We are living through a period in which it has become routine for political opponents to be denounced as Nazis. The Russians have denounced the Ukrainian government as Neo-fascist. Justin Trudeau’s supporters have denounced COVID-19 protesters as fascist. Many American liberals denounce Putin as a fascist, or they denounce Trump supporters as fascist. This has become an all-purpose justification for treating people we don’t agree with very poorly. At a time like this, suggesting in The New Statesman that John Mearsheimer is intellectually related to Carl Schmitt isn’t a fun, subversive intellectual point. John’s position on Ukraine is way out of step with the American government’s official line. In 2022, you could almost describe him as a dissident.
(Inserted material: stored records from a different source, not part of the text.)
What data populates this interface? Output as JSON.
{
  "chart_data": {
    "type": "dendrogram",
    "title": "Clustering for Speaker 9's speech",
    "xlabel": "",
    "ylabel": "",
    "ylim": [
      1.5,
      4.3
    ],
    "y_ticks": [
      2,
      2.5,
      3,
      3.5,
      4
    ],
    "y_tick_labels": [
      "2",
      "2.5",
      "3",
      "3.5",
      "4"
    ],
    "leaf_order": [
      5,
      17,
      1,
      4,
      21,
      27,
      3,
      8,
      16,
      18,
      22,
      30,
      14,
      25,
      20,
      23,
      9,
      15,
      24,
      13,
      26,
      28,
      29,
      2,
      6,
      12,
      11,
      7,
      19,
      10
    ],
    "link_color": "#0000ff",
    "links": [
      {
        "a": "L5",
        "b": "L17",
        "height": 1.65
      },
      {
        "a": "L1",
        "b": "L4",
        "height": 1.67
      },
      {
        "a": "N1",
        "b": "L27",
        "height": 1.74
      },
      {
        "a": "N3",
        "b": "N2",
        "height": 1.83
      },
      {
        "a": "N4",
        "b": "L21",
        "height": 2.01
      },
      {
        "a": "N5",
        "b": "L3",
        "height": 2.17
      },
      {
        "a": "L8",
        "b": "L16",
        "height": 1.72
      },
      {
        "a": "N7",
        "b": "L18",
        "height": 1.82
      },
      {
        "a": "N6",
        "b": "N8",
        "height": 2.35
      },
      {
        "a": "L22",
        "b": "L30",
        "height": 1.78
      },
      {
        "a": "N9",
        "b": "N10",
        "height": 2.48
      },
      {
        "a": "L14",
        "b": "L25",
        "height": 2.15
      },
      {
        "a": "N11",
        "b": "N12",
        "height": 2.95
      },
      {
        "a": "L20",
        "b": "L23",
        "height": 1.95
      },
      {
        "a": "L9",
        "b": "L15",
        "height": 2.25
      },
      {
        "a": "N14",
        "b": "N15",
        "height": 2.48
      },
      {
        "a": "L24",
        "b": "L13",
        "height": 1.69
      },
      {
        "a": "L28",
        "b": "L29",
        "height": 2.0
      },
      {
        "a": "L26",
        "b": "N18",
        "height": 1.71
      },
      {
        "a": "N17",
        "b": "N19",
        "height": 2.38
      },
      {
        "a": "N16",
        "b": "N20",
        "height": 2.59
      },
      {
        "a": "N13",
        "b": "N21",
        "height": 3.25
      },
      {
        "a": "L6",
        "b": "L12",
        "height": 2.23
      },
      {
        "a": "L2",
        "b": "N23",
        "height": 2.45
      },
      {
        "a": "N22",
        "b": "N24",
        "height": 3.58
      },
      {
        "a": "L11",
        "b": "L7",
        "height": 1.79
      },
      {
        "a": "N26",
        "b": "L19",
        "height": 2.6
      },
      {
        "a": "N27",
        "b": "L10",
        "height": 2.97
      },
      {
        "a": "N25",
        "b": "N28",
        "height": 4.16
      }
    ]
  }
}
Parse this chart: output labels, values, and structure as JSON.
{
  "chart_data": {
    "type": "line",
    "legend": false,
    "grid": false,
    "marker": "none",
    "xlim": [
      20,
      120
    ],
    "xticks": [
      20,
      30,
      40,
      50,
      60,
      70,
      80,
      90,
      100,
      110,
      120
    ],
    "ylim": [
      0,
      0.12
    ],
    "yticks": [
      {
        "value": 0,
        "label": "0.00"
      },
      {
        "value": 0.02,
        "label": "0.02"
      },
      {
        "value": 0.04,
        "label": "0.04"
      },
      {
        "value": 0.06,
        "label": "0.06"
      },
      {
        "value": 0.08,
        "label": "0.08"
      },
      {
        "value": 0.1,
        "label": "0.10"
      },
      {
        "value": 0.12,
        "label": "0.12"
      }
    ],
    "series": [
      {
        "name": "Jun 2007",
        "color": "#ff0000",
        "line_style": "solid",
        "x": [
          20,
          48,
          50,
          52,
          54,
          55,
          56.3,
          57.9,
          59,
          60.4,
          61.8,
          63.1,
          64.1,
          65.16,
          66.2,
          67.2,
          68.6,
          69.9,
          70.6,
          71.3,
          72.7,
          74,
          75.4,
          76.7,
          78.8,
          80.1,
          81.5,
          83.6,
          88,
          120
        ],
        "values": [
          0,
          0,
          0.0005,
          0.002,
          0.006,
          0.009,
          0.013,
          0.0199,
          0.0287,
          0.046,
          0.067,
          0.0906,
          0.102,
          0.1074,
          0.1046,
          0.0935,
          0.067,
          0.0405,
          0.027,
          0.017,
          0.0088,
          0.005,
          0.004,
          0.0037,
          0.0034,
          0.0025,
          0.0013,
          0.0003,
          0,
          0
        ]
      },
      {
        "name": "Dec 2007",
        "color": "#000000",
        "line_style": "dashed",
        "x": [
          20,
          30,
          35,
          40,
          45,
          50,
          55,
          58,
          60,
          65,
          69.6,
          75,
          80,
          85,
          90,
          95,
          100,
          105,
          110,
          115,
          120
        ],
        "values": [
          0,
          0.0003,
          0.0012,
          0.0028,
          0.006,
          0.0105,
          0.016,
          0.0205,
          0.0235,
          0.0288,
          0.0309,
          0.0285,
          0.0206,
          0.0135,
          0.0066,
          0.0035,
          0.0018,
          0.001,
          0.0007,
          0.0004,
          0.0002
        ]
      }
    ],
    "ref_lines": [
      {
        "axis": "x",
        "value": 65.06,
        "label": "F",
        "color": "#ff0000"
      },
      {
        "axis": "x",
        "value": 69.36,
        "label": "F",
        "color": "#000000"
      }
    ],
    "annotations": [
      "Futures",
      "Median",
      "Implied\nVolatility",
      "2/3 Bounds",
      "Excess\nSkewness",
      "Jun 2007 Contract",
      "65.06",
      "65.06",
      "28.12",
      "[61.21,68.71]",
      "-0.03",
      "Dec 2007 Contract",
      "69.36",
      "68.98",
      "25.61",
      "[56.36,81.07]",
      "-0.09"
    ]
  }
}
A friend of mine studied Russian literature in undergrad. In an effort to keep up her Russian, she enrolled in a Russian course through Coursera. A few days ago, she got an email. Coursera cancelled the course. Even during the Cold War, people learned Russian and read Nabokov, Tolstoy, and Pushkin. I do not want to see Cold War Russophobia mix with 21st century cancel culture.

All John has done is make the argument that Russia has legitimate security interests, and that American policymakers need to pay attention to these interests to prevent wars and save lives. I doubt John will lose his job over this. He has tenure, and University of Chicago is pretty good at defending its people. But I don’t like where this is going.

This is not the time to be slagging off structural realists for Hans Morgenthau’s German connections. American political culture is really unhealthy right now. The handful of people at prominent US universities who really scrutinize US foreign policy need support in public from colleagues, regardless of theoretical differences.